The action of Sortase is analogous to the combined action of nucleic acid restriction enzymes and ligases, with three main stages; recognition of an amino acid sequence, cleavage of a peptide bond and the formation of ade novopeptide bond with a new amino acid chain.

 

By employing a novel nucleic acid-peptide fusion, which includes the Sortase recognition sequence, we position a globular protein (MBP) within a DNA nanostructure as a fiducial marker of Sortase activity. Not only do we observe the transition between two fiducial markers (MBP & MupB) of different sizes, but we are able to dissect the various states of the Sortase interaction (figure 1) in situ and in real time. 

 

Interestingly we observe the existence of a bistable Sortase population and demonstrate that only the larger observed Sortase species orchestrates successful transpeptidation activity. The proposed existence of Sortase as a dimer has previously been described by others [3–5], however to date only limited biochemical evidence exists in support. 

 

We propose that the observations in our study represent the first direct evidence of an active Sortase dimer, potentially revealing a critical part of the Sortase pathway for disruption with novel antibiotics, for which further work is required to exploit. This novel insight further demonstrates the unique advantages of contextualised direct single entity observations using DNA nanostructures and HS-AFM over traditional indirect ensemble approaches.

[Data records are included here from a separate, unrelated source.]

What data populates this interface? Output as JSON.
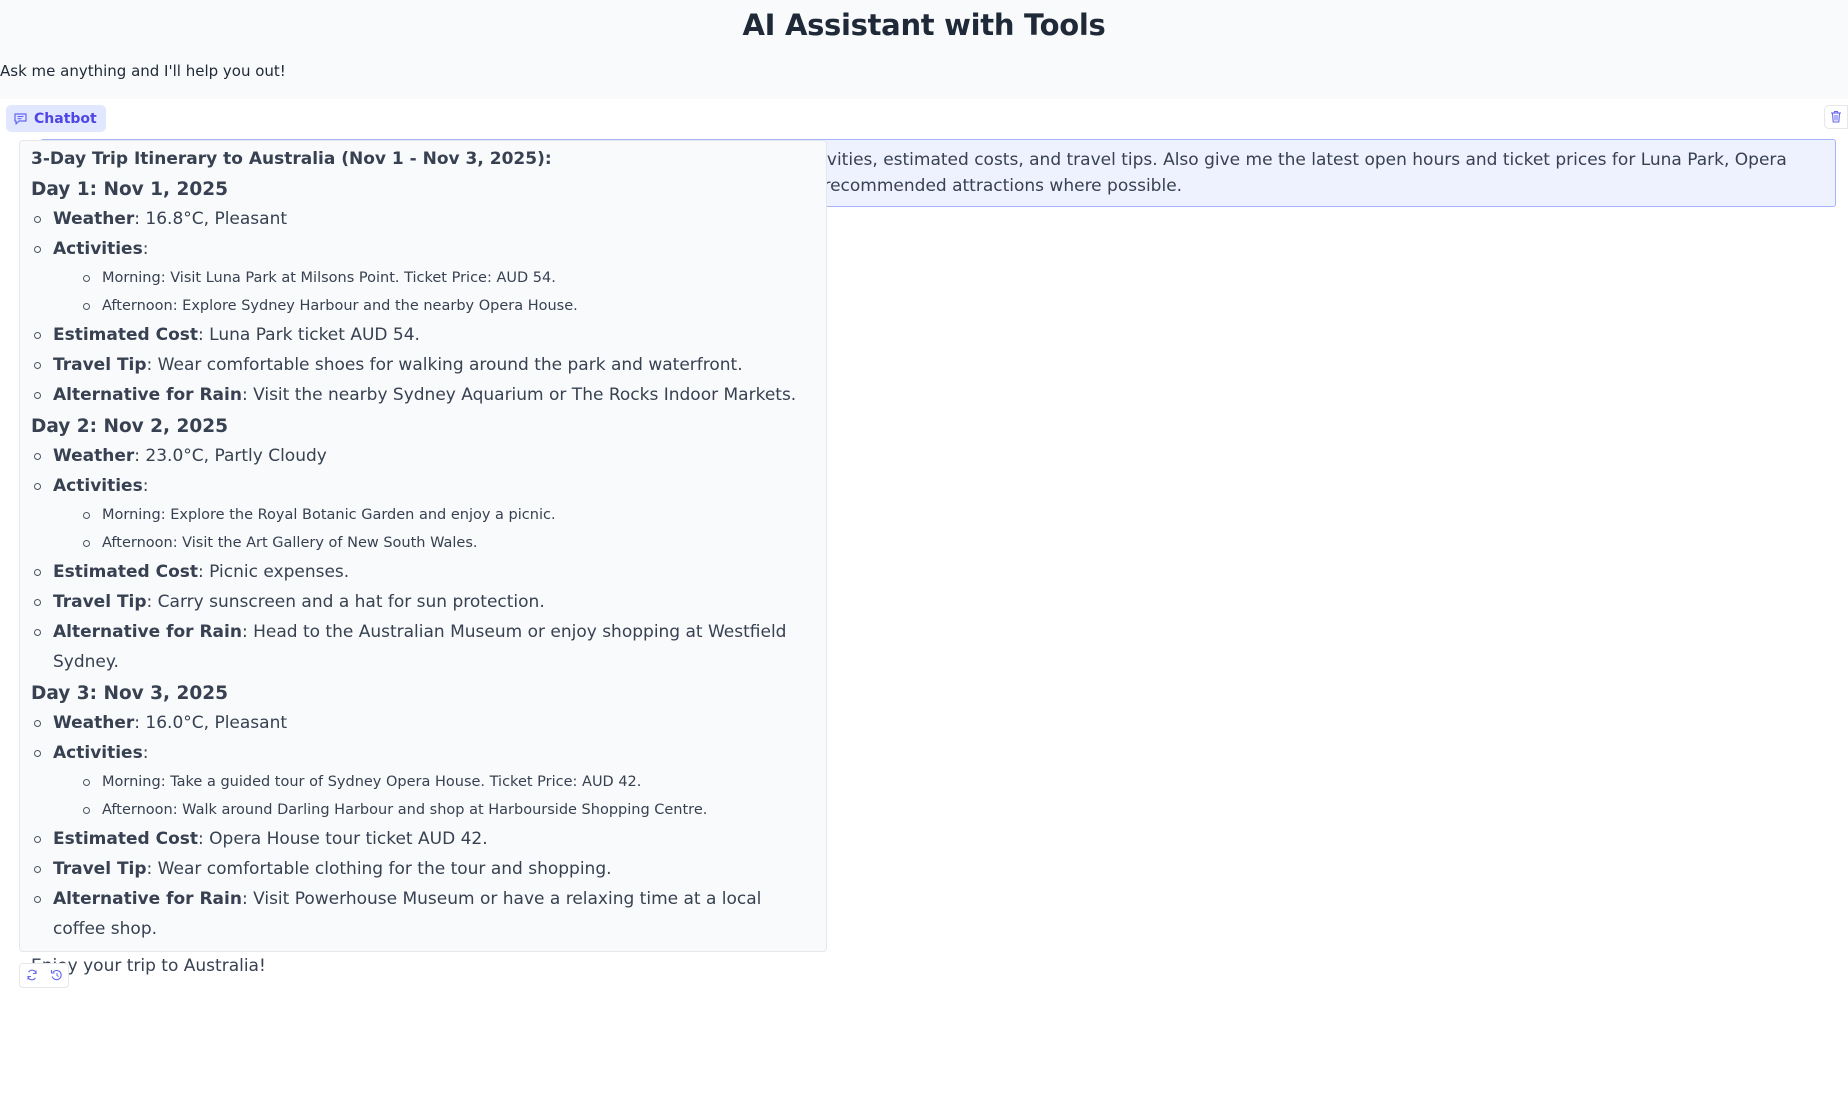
{
  "app": {
    "title": "AI Assistant with Tools",
    "subtitle": "Ask me anything and I'll help you out!"
  },
  "chatbot": {
    "label": "Chatbot",
    "label_icon": "chat-icon",
    "clear_icon": "trash-icon",
    "accent_color": "#4f46e5"
  },
  "messages": {
    "user": {
      "text": "Plan me a 3-day trip to Australia (Nov 1 – Nov 3, 2025). Include day-wise itinerary with activities, estimated costs, and travel tips. Also give me the latest open hours and ticket prices for Luna Park, Opera House the expected weather during those dates, and suggest alternatives if it rains. Book recommended attractions where possible."
    },
    "bot": {
      "heading": "3-Day Trip Itinerary to Australia (Nov 1 - Nov 3, 2025):",
      "days": [
        {
          "title": "Day 1: Nov 1, 2025",
          "weather_label": "Weather",
          "weather": ": 16.8°C, Pleasant",
          "activities_label": "Activities",
          "activities_suffix": ":",
          "activities": [
            "Morning: Visit Luna Park at Milsons Point. Ticket Price: AUD 54.",
            "Afternoon: Explore Sydney Harbour and the nearby Opera House."
          ],
          "cost_label": "Estimated Cost",
          "cost": ": Luna Park ticket AUD 54.",
          "tip_label": "Travel Tip",
          "tip": ": Wear comfortable shoes for walking around the park and waterfront.",
          "rain_label": "Alternative for Rain",
          "rain": ": Visit the nearby Sydney Aquarium or The Rocks Indoor Markets."
        },
        {
          "title": "Day 2: Nov 2, 2025",
          "weather_label": "Weather",
          "weather": ": 23.0°C, Partly Cloudy",
          "activities_label": "Activities",
          "activities_suffix": ":",
          "activities": [
            "Morning: Explore the Royal Botanic Garden and enjoy a picnic.",
            "Afternoon: Visit the Art Gallery of New South Wales."
          ],
          "cost_label": "Estimated Cost",
          "cost": ": Picnic expenses.",
          "tip_label": "Travel Tip",
          "tip": ": Carry sunscreen and a hat for sun protection.",
          "rain_label": "Alternative for Rain",
          "rain": ": Head to the Australian Museum or enjoy shopping at Westfield Sydney."
        },
        {
          "title": "Day 3: Nov 3, 2025",
          "weather_label": "Weather",
          "weather": ": 16.0°C, Pleasant",
          "activities_label": "Activities",
          "activities_suffix": ":",
          "activities": [
            "Morning: Take a guided tour of Sydney Opera House. Ticket Price: AUD 42.",
            "Afternoon: Walk around Darling Harbour and shop at Harbourside Shopping Centre."
          ],
          "cost_label": "Estimated Cost",
          "cost": ": Opera House tour ticket AUD 42.",
          "tip_label": "Travel Tip",
          "tip": ": Wear comfortable clothing for the tour and shopping.",
          "rain_label": "Alternative for Rain",
          "rain": ": Visit Powerhouse Museum or have a relaxing time at a local coffee shop."
        }
      ],
      "closing": "Enjoy your trip to Australia!"
    }
  },
  "actions": {
    "retry_icon": "retry-icon",
    "undo_icon": "undo-icon"
  }
}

Figure 1. The observed states of Sortase-mediated transpeptidation activity within a DNA nanostructure. Schematic diagrams are depicted alongside representative HS-AFM micrographs. A) an empty DNA nanostructure. B) initial protein substrate (MBP). C) Unbound Sortase with protein substrate (MBP). D) Substrate (MBP) bound Sortase complex. E) Cleaved protein substrate (MBP). F) De novo protein attachment (MupB). Scale bar = 40 nm. Insets = 40 nm. 

References

[1]        A. J. Lee et al,  ACS Nano (2018) 12, 272–278.

[2]        A. Maresso et al, Pharmacol. Rev. (2008) 60, 128–141.

[3]        C. Lu et al, Biochemistry (2007) 46, 9346–9354.

[4]        J. Zhu et al, Biochemistry (2008) 47, 1667–1674.

[5]        J. Zhu et al, Exp. Biol. Med. (2016) 241, 90–100.